Senate Judiciary Authorizes Subpoenas for DOJ
The Senate Judiciary Committee today approved nine bills and resolutions as well as authorizing the issuing of a subpoenas to several Justice Department officials as part of a burgeoning Congressional investigation into the firing of several U.S. attorneys.
The committee approved by voice vote: the Animal Fighting Prohibition Enforcement Act of 2007 (S. 261), which was amended at last week’s markup, the COPS Improvement Act of 2007 (S. 368), the Safe Babies Act (S. 627), the Emergency and Disaster Assistance Fraud Penalty Enhancement Act of 2007 (S. 863) and four resolutions.

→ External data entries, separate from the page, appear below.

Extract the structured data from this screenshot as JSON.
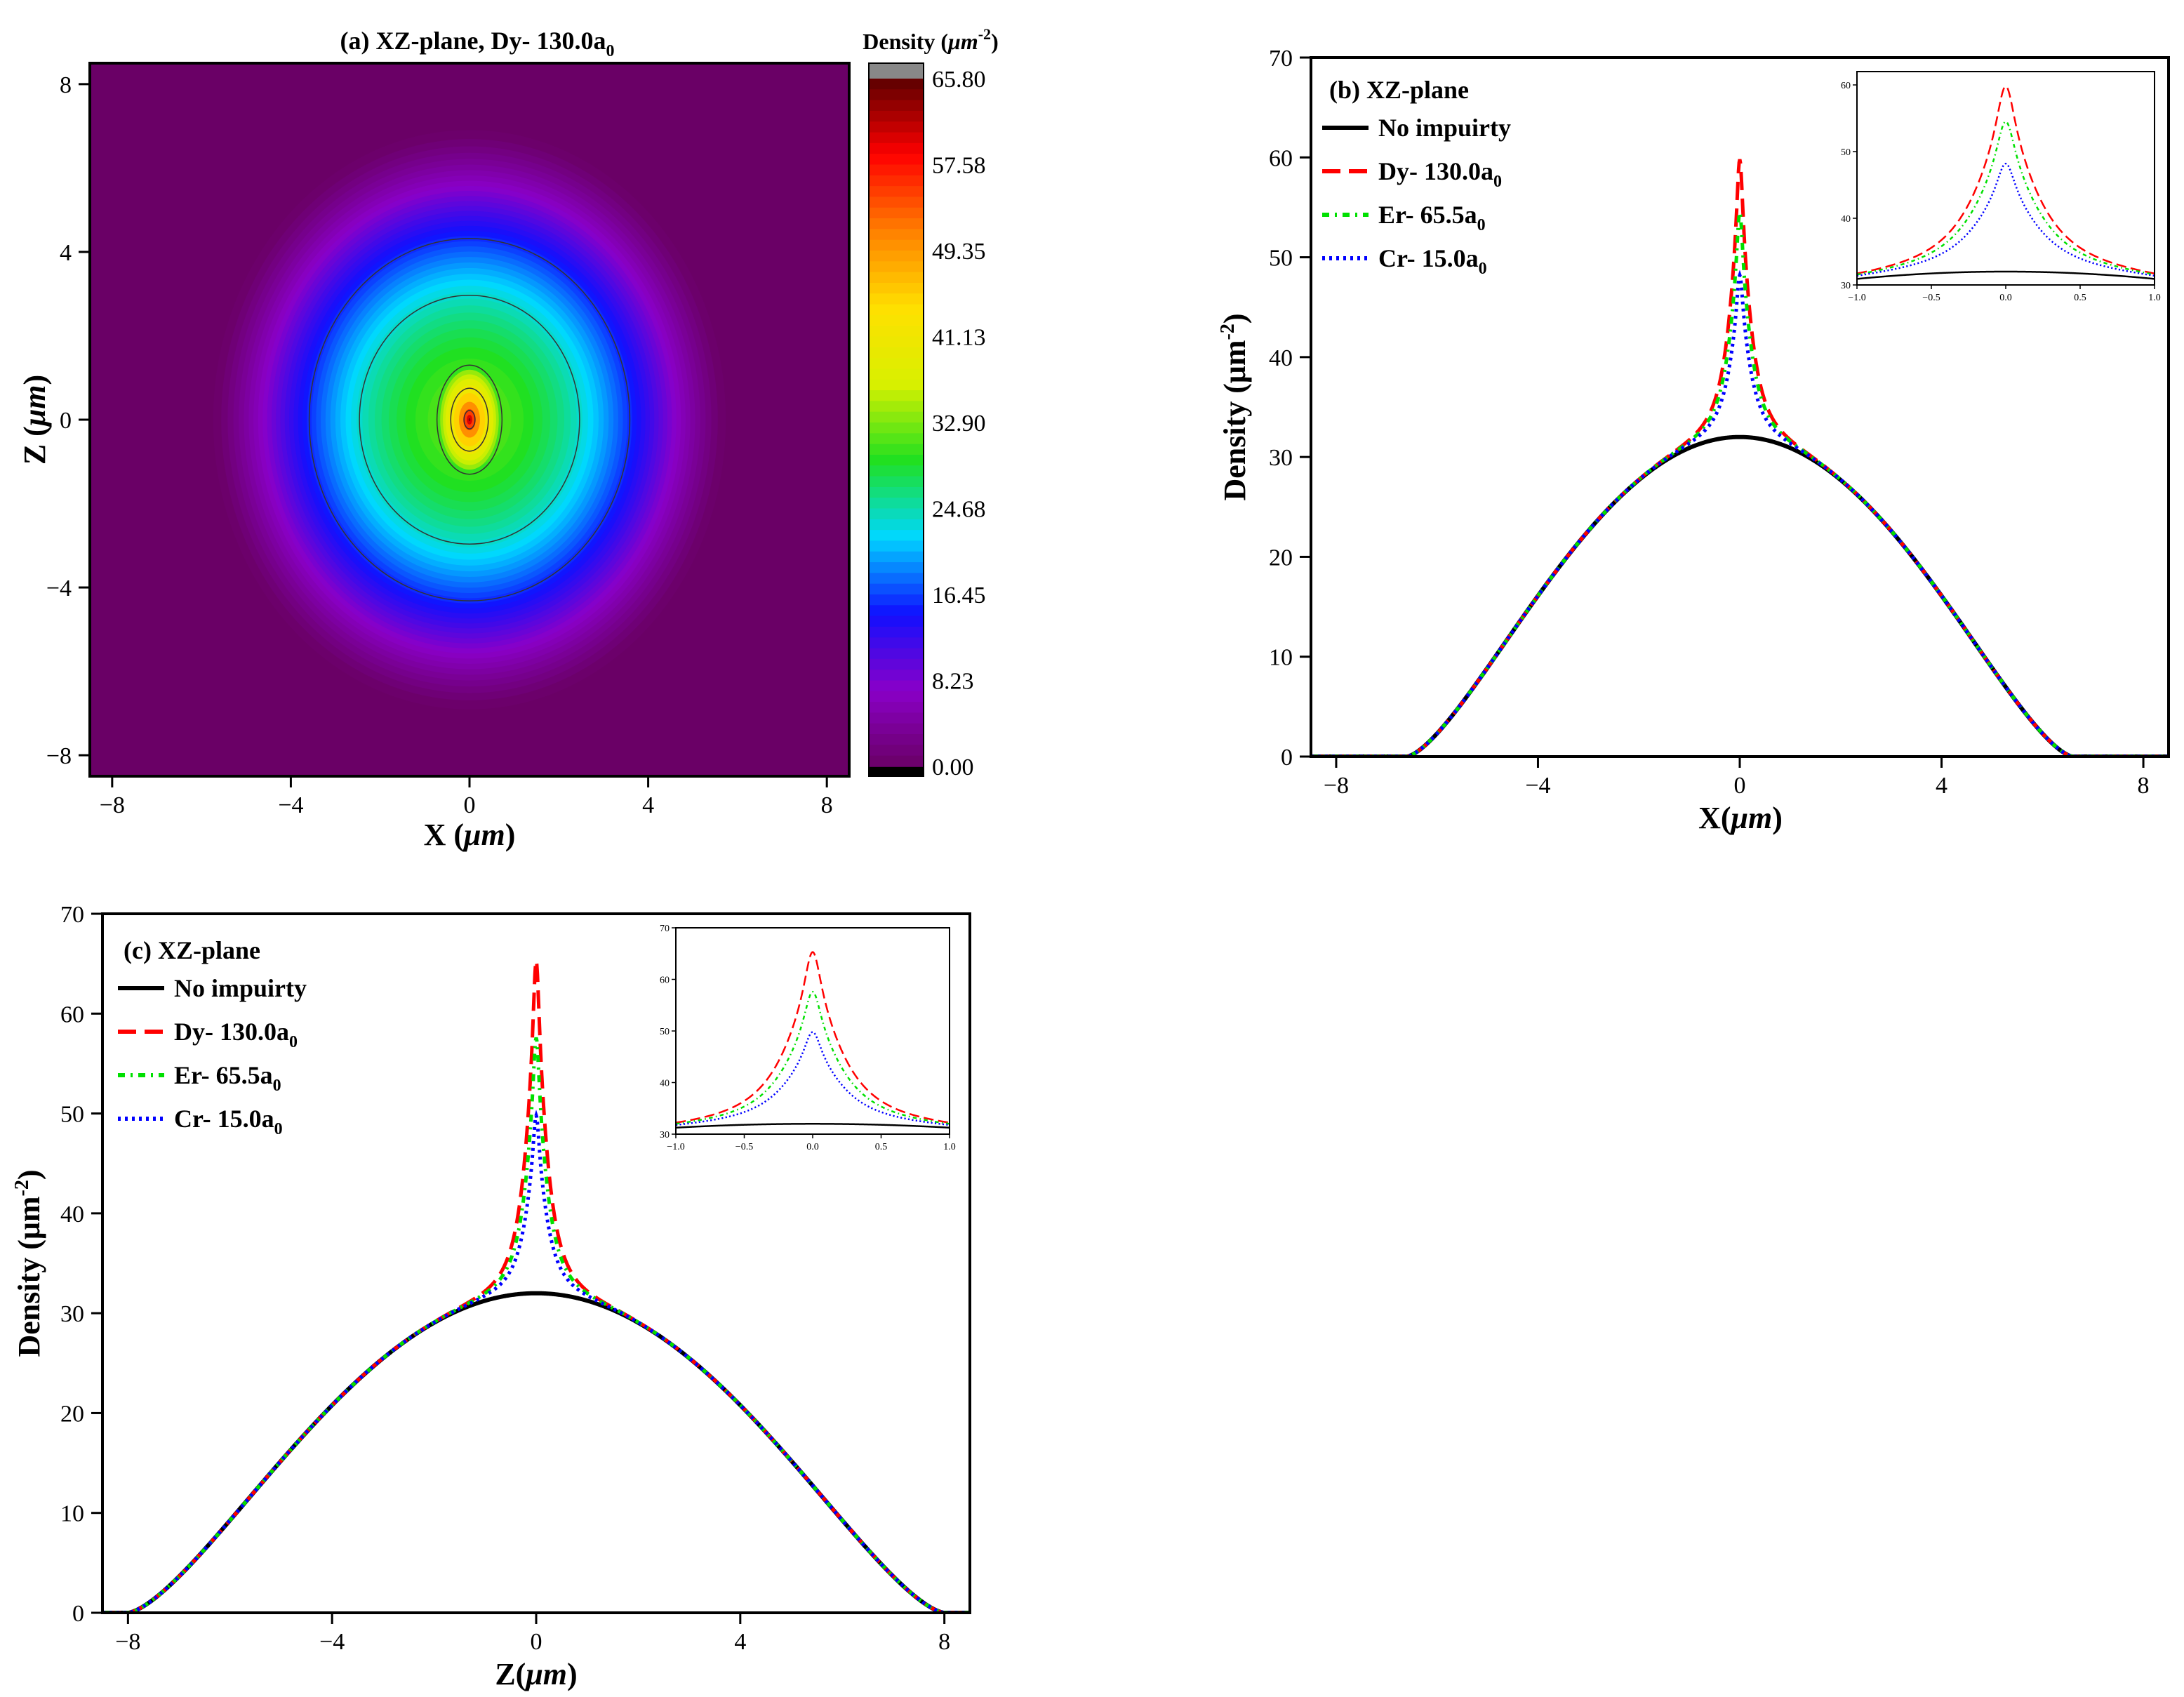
{
  "chart_data": [
    {
      "panel": "a",
      "type": "heatmap",
      "title": "(a) XZ-plane,  Dy- 130.0a₀",
      "xlabel": "X (μm)",
      "ylabel": "Z (μm)",
      "xlim": [
        -8.5,
        8.5
      ],
      "ylim": [
        -8.5,
        8.5
      ],
      "xticks": [
        "−8",
        "−4",
        "0",
        "4",
        "8"
      ],
      "yticks": [
        "8",
        "4",
        "0",
        "−4",
        "−8"
      ],
      "colorbar": {
        "label": "Density (μm⁻²)",
        "ticks": [
          "65.80",
          "57.58",
          "49.35",
          "41.13",
          "32.90",
          "24.68",
          "16.45",
          "8.23",
          "0.00"
        ],
        "range": [
          0,
          65.8
        ]
      },
      "field": {
        "peak_density": 65.8,
        "background_density": 32,
        "cloud_radius_x": 5.9,
        "cloud_radius_z": 7.1,
        "contours": [
          60,
          40,
          32,
          24,
          16
        ]
      },
      "colors": {
        "background": "#6a0066",
        "stops": [
          "#6a0066",
          "#8a00c8",
          "#1010ff",
          "#00d8ff",
          "#20e020",
          "#d8f000",
          "#ffe000",
          "#ff8000",
          "#ff0000",
          "#5a0000"
        ]
      }
    },
    {
      "panel": "b",
      "type": "line",
      "title": "(b) XZ-plane",
      "xlabel": "X(μm)",
      "ylabel": "Density (μm⁻²)",
      "xlim": [
        -8.5,
        8.5
      ],
      "ylim": [
        0,
        70
      ],
      "xticks": [
        "−8",
        "−4",
        "0",
        "4",
        "8"
      ],
      "yticks": [
        "0",
        "10",
        "20",
        "30",
        "40",
        "50",
        "60",
        "70"
      ],
      "series": [
        {
          "name": "No impuirty",
          "peak": 32,
          "color": "#000000",
          "dash": "solid"
        },
        {
          "name": "Dy- 130.0a₀",
          "peak": 59.8,
          "color": "#ff0000",
          "dash": "long-dash"
        },
        {
          "name": "Er- 65.5a₀",
          "peak": 54.5,
          "color": "#00e000",
          "dash": "dash-dot"
        },
        {
          "name": "Cr- 15.0a₀",
          "peak": 48.2,
          "color": "#0000ff",
          "dash": "dot"
        }
      ],
      "inset": {
        "xlim": [
          -1,
          1
        ],
        "ylim": [
          30,
          62
        ],
        "xticks": [
          "−1.0",
          "−0.5",
          "0.0",
          "0.5",
          "1.0"
        ],
        "yticks": [
          "30",
          "40",
          "50",
          "60"
        ]
      }
    },
    {
      "panel": "c",
      "type": "line",
      "title": "(c) XZ-plane",
      "xlabel": "Z(μm)",
      "ylabel": "Density (μm⁻²)",
      "xlim": [
        -8.5,
        8.5
      ],
      "ylim": [
        0,
        70
      ],
      "xticks": [
        "−8",
        "−4",
        "0",
        "4",
        "8"
      ],
      "yticks": [
        "0",
        "10",
        "20",
        "30",
        "40",
        "50",
        "60",
        "70"
      ],
      "series": [
        {
          "name": "No impuirty",
          "peak": 32,
          "color": "#000000",
          "dash": "solid"
        },
        {
          "name": "Dy- 130.0a₀",
          "peak": 65.3,
          "color": "#ff0000",
          "dash": "long-dash"
        },
        {
          "name": "Er- 65.5a₀",
          "peak": 57.6,
          "color": "#00e000",
          "dash": "dash-dot"
        },
        {
          "name": "Cr- 15.0a₀",
          "peak": 49.8,
          "color": "#0000ff",
          "dash": "dot"
        }
      ],
      "inset": {
        "xlim": [
          -1,
          1
        ],
        "ylim": [
          30,
          70
        ],
        "xticks": [
          "−1.0",
          "−0.5",
          "0.0",
          "0.5",
          "1.0"
        ],
        "yticks": [
          "30",
          "40",
          "50",
          "60",
          "70"
        ]
      }
    }
  ]
}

Legislation to authorize the Edward Byrne Memorial Justice Assistance Grant Program (S. 231) was passed by a roll call vote of 18 “yeas” and one “pass” at the request of Sen. Tom Coburn (R-Okla). According to his office, Coburn took a pass because he wants to take a further look at the bill since it deals with spending issues.
The committee also authorized Chairman Patrick Leahy (D-Vt.) to issue eleven subpoenas in conjunction with the investigation of the firing of eight U.S. attorneys. Subpoenas were issued to six fired attorneys as well as five Department of Justice officials, including former Justice Department Chief of Staff Kyle Sampson. Sampson resigned earlier in the week.
“The attorney general has admitted mistakes were made, but he and the White House stand by their actions, which have done so much to undercut the independence of federal law enforcement and to besmirch the reputations of former Bush appointees,” Leahy said.
Ranking member Arlen Specter (R-Pa) stated his hope that the investigation would be “handled with great delicacy.”
Subpoenas for White House Deputy Chief of Staff Karl Rove, former White House Counsel Harriet Miers and Deputy White House Counsel Bill Kelley were held over at the request of Specter.
The committee also held over the Federal Agency Data Mining Reporting Act of 2007 (S. 236), the Law Enforcement Officers Safety Act of 2007 (S. 376) and the OPEN Government Act (S. 849).